Chad: Remember back in June, when it was briefly rumored that UFC 174 did fewer than 100,000 pay-per-view buys and the most devout among us heralded it as a sign of the impending apocalypse? A later report from Yahoo’s Kevin Iole purported the number to be around 125,000, but either way it meant the event was the UFC’s worst-selling PPV since the advent of The Ultimate Fighter.
Enter UFC 177 which, objectively speaking, looks much, much worse.
UFC 174 had kind of a dud for a main event, pitting the awesome but unappreciated Demetrious Johnson against the awesome and unknown Ali Bagautinov, but at least it had help from the undercard. At least Rory MacDonald and Tyron Woodley were there to provide a reasonably interesting welterweight contender bout. At least it had the return of Andrei Arlovski and future “main eventers” Ryan Bader and Ovince St. Preux.

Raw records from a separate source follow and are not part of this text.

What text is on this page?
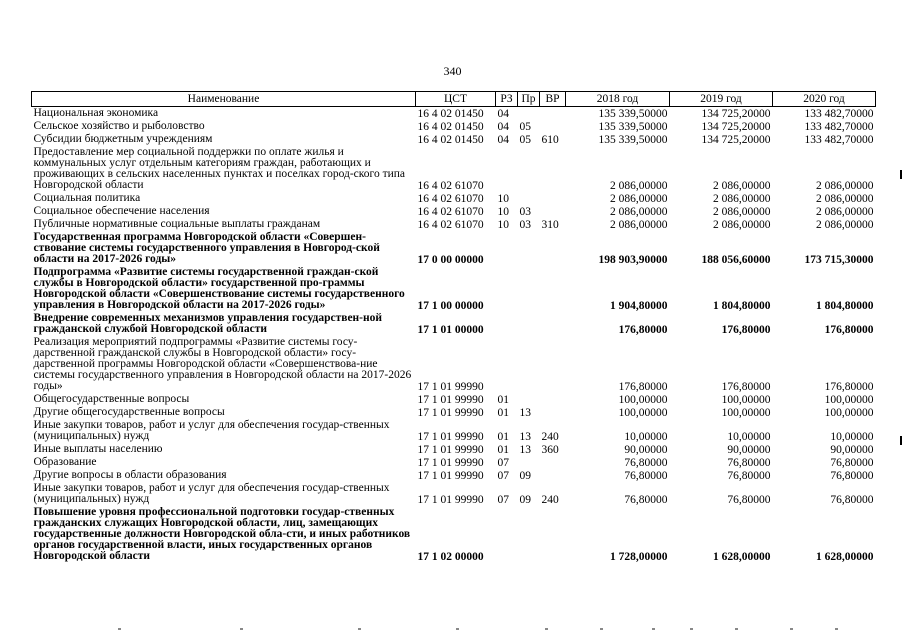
340
Наименование	ЦСТ	РЗ	Пр	ВР	2018 год	2019 год	2020 год
Национальная экономика	16 4 02 01450	04			135 339,50000	134 725,20000	133 482,70000
Сельское хозяйство и рыболовство	16 4 02 01450	04	05		135 339,50000	134 725,20000	133 482,70000
Субсидии бюджетным учреждениям	16 4 02 01450	04	05	610	135 339,50000	134 725,20000	133 482,70000
Предоставление мер социальной поддержки по оплате жилья и коммунальных услуг отдельным категориям граждан, работающих и проживающих в сельских населенных пунктах и поселках город-ского типа Новгородской области	16 4 02 61070				2 086,00000	2 086,00000	2 086,00000
Социальная политика	16 4 02 61070	10			2 086,00000	2 086,00000	2 086,00000
Социальное обеспечение населения	16 4 02 61070	10	03		2 086,00000	2 086,00000	2 086,00000
Публичные нормативные социальные выплаты гражданам	16 4 02 61070	10	03	310	2 086,00000	2 086,00000	2 086,00000
Государственная программа Новгородской области «Совершен-ствование системы государственного управления в Новгород-ской области на 2017-2026 годы»	17 0 00 00000				198 903,90000	188 056,60000	173 715,30000
Подпрограмма «Развитие системы государственной граждан-ской службы в Новгородской области» государственной про-граммы Новгородской области «Совершенствование системы государственного управления в Новгородской области на 2017-2026 годы»	17 1 00 00000				1 904,80000	1 804,80000	1 804,80000
Внедрение современных механизмов управления государствен-ной гражданской службой Новгородской области	17 1 01 00000				176,80000	176,80000	176,80000
Реализация мероприятий подпрограммы «Развитие системы госу-дарственной гражданской службы в Новгородской области» госу-дарственной программы Новгородской области «Совершенствова-ние системы государственного управления в Новгородской области на 2017-2026 годы»	17 1 01 99990				176,80000	176,80000	176,80000
Общегосударственные вопросы	17 1 01 99990	01			100,00000	100,00000	100,00000
Другие общегосударственные вопросы	17 1 01 99990	01	13		100,00000	100,00000	100,00000
Иные закупки товаров, работ и услуг для обеспечения государ-ственных (муниципальных) нужд	17 1 01 99990	01	13	240	10,00000	10,00000	10,00000
Иные выплаты населению	17 1 01 99990	01	13	360	90,00000	90,00000	90,00000
Образование	17 1 01 99990	07			76,80000	76,80000	76,80000
Другие вопросы в области образования	17 1 01 99990	07	09		76,80000	76,80000	76,80000
Иные закупки товаров, работ и услуг для обеспечения государ-ственных (муниципальных) нужд	17 1 01 99990	07	09	240	76,80000	76,80000	76,80000
Повышение уровня профессиональной подготовки государ-ственных гражданских служащих Новгородской области, лиц, замещающих государственные должности Новгородской обла-сти, и иных работников органов государственной власти, иных государственных органов Новгородской области	17 1 02 00000				1 728,00000	1 628,00000	1 628,00000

By comparison, UFC 177 has what could turn out to be a reasonably competitive (but wholly unnecessary) bantamweight title rematch between TJ Dillashaw and Renan Barao and…wait...hold on, here...let me check...yep, that’s pretty much it.
I mean, there’s nothing wrong with Tony Ferguson vs. Danny Castillo or Bethe Correia vs. Shayna Baszler, per se, but those bouts aren't going to make anybody plunk down $60 (after fees and whatnot) to watch.
Because of the tepid public response to Dillashaw-Barao II—and since we’re doing predictions, I’ll just go ahead and say Tylor Jeffery wins again—and its very weak supporting cast, this show will founder, falling short of even the modest mark set by UFC 174.
What say you, Jonathan? Will this bad boy get to 100,000 buys?
Jonathan: I've jumped into the deep end, exploring this issue in gruesome detail. The abbreviated version, however, is simple enough. This show is lousy.
The main event features a rematch no one demanded, between two fighters only the most ardent fans have ever heard of. Dillashaw was a non-entity before upsetting Barao, the champion by default after Dominick Cruz's body began to self destruct.
Sometimes a card can survive a dud on top, if it's carefully propped up by a solid main card. That isn't the case here. Danny Castillo, the poor man's Joe Benavidez, is maybe the fifth-most popular fighter at Team Alpha Male. His opponent, Tony Ferguson, is the forgotten TUF winner, a fighter with potential and nothing more.
From there it just gets worse. Will it slip beneath 100,000 buys? I think that's a distinct possibility, even if the UFC trots out a friendly journalist to report otherwise. This is a show that would struggle to stand out on Fox Sports 1. It certainly doesn't belong on pay-per-view.